At Kyle’s funeral, Max— the search dog that Kyle had trained for combat— returns to the United States. Max climbs onto Kyle’s coffin during the funeral, hoping to see his master once again. The military prepares to send Max back into combat but quickly realize that Max suffers from post-traumatic stress disorder and can’t serve anymore. He’s been running away from loud noises and explosions. Instead of letting the dog be put to sleep, Kyle’s family adopts him and Justin begrudgingly becomes his caretaker.
Writer/director Boaz Yakin clearly has his heart in the right place making this movie, which nicely honors the sacrifices that veterans and military dogs have made during their service. Few movies have truly chronicled the plight of these animals and Yakin does a nice job showing what they are capable of in war zones and the effects that war can have on them. A scene showing the once ferocious Max recoiling and scared of loud 4th of July fireworks nicely shows that these dogs can suffer post-war in the same way that veterans can.
Where the film falters though is in its generic plot about Tyler (Luke Kleintank), Kyle’s fellow veteran who has smuggled illegally-obtained weapons back to the United States to sell them. During early scenes showing Kyle in combat overseas, it’s hinted that Tyler is up to no good. When he returns to the United States only to encounter an obviously-aggravated Max, we know that he’s being set up as the main antagonist.

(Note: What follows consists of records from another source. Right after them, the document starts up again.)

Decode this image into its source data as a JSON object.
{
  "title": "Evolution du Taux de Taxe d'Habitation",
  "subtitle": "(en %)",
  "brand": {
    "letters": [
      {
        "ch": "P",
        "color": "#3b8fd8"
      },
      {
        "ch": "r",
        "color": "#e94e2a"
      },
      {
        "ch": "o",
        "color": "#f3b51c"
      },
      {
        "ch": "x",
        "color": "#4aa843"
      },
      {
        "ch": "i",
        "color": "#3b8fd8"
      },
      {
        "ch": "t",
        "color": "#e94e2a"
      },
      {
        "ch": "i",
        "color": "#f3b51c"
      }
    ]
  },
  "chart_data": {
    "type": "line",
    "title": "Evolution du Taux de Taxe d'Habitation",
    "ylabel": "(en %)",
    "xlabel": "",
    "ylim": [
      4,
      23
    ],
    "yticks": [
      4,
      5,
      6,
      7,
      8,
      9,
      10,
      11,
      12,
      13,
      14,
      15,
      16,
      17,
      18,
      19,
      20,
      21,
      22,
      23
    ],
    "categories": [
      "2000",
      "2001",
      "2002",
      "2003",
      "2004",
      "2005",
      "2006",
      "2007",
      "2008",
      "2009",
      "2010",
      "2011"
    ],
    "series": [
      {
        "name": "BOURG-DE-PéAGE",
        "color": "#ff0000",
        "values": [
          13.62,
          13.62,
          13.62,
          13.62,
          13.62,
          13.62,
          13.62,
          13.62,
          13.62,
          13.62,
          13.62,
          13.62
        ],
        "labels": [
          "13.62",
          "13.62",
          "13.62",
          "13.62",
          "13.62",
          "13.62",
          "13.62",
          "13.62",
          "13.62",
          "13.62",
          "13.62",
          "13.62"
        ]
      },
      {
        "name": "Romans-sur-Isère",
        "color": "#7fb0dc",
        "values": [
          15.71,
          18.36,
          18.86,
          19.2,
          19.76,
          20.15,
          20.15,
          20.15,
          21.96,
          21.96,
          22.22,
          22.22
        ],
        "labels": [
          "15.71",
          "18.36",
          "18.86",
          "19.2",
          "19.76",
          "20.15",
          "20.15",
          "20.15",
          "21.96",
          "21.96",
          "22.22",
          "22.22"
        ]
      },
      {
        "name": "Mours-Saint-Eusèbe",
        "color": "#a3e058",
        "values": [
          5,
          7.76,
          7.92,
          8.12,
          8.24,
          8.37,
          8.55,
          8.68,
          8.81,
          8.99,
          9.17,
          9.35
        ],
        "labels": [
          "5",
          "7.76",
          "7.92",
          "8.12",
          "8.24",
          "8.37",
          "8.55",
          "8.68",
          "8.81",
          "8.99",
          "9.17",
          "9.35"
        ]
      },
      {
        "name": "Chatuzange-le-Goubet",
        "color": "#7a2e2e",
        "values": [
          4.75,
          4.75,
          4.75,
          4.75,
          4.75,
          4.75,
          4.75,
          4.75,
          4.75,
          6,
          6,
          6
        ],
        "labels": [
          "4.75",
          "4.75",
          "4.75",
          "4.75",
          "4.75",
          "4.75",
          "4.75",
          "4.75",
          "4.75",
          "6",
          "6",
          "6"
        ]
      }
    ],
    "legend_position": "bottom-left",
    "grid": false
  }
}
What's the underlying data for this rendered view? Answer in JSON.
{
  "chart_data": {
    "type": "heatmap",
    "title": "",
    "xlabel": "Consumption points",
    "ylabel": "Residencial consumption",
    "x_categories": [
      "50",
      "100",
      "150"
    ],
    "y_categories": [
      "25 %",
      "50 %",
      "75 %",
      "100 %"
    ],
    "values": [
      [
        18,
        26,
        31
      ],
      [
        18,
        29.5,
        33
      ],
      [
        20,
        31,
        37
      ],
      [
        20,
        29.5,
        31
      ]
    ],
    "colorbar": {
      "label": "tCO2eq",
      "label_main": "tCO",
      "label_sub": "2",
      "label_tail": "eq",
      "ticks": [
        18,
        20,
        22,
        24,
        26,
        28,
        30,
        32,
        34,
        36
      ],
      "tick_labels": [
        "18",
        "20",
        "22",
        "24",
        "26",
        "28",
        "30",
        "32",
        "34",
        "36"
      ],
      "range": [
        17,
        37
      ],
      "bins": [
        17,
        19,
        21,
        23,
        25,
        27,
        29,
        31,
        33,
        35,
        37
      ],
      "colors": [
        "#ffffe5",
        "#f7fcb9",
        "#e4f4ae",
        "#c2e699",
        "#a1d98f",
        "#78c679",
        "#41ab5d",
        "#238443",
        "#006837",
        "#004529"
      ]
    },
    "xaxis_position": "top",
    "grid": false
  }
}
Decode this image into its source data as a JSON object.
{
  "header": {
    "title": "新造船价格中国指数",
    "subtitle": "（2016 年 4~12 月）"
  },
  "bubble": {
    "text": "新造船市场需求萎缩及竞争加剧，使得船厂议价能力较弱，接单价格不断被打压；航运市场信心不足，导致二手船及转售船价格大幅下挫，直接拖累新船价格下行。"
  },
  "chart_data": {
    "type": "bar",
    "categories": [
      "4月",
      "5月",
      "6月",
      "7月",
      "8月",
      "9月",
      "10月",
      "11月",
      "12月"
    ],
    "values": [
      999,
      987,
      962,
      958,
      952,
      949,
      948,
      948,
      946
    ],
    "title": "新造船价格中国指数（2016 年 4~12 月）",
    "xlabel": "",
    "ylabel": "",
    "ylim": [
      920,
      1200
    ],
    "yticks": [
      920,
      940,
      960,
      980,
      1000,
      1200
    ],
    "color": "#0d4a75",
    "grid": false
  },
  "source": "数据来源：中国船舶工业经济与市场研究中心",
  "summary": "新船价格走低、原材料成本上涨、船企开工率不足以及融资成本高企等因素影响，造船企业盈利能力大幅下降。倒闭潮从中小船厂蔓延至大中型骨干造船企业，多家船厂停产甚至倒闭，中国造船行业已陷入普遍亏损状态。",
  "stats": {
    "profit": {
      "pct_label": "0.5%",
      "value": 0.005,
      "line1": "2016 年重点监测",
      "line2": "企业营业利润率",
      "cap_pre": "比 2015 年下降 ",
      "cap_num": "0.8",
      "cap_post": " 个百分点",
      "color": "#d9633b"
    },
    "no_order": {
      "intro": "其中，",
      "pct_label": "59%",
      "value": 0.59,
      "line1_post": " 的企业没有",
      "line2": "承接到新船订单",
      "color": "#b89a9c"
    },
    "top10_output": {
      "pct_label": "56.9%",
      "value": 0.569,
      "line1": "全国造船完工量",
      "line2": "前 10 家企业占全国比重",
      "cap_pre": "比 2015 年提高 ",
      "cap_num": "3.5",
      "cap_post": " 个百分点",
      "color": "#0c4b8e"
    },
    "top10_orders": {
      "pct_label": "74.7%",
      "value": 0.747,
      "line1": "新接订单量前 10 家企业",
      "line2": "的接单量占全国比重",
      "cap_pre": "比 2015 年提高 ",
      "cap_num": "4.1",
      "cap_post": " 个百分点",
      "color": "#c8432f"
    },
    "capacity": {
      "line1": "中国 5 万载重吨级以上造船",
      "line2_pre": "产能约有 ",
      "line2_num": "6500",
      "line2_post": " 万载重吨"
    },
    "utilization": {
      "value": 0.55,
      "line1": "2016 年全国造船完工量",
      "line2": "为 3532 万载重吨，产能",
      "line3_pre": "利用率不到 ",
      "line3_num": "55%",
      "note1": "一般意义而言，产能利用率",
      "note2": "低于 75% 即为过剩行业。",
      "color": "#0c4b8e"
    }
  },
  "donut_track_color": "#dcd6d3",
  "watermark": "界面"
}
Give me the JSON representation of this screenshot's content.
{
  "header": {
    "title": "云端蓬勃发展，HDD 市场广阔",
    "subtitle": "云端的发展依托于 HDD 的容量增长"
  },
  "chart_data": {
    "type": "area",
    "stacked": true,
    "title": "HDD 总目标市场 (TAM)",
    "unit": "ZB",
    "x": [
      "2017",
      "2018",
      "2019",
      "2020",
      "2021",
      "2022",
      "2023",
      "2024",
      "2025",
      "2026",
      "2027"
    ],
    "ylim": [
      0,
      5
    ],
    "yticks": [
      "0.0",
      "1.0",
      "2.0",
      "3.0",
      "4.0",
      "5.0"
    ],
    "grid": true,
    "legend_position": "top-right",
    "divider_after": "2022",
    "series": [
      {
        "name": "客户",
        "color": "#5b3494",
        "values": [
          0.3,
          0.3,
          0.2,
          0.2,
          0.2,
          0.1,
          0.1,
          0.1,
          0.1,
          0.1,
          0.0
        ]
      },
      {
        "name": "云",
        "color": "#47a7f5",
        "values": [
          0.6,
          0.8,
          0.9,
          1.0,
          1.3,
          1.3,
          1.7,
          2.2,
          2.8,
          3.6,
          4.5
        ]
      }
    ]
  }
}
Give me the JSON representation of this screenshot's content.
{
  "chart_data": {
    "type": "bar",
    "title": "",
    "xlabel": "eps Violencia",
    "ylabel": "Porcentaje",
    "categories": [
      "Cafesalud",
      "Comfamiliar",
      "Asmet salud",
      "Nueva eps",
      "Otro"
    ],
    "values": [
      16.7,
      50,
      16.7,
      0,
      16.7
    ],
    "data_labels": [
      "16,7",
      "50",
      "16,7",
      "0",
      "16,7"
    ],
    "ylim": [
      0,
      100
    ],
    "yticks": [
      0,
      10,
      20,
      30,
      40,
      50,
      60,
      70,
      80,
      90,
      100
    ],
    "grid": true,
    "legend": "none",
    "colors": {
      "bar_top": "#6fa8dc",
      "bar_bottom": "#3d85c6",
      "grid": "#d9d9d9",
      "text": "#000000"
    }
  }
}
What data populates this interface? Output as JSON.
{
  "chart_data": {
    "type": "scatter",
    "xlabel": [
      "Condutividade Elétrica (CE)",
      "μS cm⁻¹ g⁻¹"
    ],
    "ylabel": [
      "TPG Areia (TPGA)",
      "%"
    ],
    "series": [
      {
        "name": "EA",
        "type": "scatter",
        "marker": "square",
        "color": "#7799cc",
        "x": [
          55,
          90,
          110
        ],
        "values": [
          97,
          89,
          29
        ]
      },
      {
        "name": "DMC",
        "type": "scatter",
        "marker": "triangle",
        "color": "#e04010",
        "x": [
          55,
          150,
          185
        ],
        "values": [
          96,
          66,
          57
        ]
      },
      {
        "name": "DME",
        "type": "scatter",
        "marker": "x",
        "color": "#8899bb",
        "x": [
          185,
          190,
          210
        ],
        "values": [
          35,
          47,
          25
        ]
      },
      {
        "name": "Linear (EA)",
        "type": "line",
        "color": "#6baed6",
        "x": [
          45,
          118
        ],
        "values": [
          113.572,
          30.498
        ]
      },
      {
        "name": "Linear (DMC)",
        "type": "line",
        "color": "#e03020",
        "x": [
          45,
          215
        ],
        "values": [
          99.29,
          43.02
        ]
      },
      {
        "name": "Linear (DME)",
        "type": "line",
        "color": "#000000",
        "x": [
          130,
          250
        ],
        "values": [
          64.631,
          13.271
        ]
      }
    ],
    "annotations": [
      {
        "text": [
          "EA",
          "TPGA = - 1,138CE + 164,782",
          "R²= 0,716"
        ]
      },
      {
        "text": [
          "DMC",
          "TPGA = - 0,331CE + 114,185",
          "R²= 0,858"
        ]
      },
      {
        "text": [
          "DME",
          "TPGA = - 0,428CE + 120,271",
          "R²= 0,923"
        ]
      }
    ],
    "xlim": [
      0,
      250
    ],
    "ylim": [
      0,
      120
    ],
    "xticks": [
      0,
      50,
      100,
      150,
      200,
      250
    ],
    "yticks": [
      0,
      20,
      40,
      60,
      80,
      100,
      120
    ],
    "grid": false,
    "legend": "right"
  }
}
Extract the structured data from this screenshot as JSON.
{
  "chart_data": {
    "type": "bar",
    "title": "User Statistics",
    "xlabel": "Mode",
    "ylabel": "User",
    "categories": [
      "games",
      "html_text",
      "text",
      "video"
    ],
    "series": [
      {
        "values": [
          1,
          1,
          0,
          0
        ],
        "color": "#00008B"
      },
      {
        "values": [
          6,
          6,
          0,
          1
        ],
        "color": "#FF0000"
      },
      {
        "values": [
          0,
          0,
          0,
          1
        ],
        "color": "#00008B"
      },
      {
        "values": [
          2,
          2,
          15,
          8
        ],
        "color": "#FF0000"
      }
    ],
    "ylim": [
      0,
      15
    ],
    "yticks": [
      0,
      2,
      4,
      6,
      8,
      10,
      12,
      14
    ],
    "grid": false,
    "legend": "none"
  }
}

Justin begins to doubt Tyler’s intentions and eventually recruits his friends Carmen (Mia Xitlali) and Chuy (Dejon LaQuake) to help discover the truth. That storyline leads to a clichéd dramatic showdown that feels like a tired throwback of an old Lassie episode. Predictably, all of the story pieces come clumsily together leading to the movie’s second half feeling far less dramatic or interesting than its first half.
Max would’ve been better served if screenwriters Boaz Yakin and Sheldon Lettich had showed more confidence in their premise rather than taking it in a melodramatic direction. Justin’s growing bond with Max could’ve been the entire focus on the film and would have improved it considerably. When the duo is onscreen and Justin is coming to grips with his brother’s death, that’s when the film works but when their friendship becomes secondary, the movie quickly loses stamina.
Fortunately, as the credits start to play, a wonderful montage plays showing real videos of military dogs serving their country alongside their patriotic trainers. The entire movie is rightly dedicated to them.
It’s a reminder that this film— despite its obvious plot failings— does us a service in honoring our heroes, human and otherwise.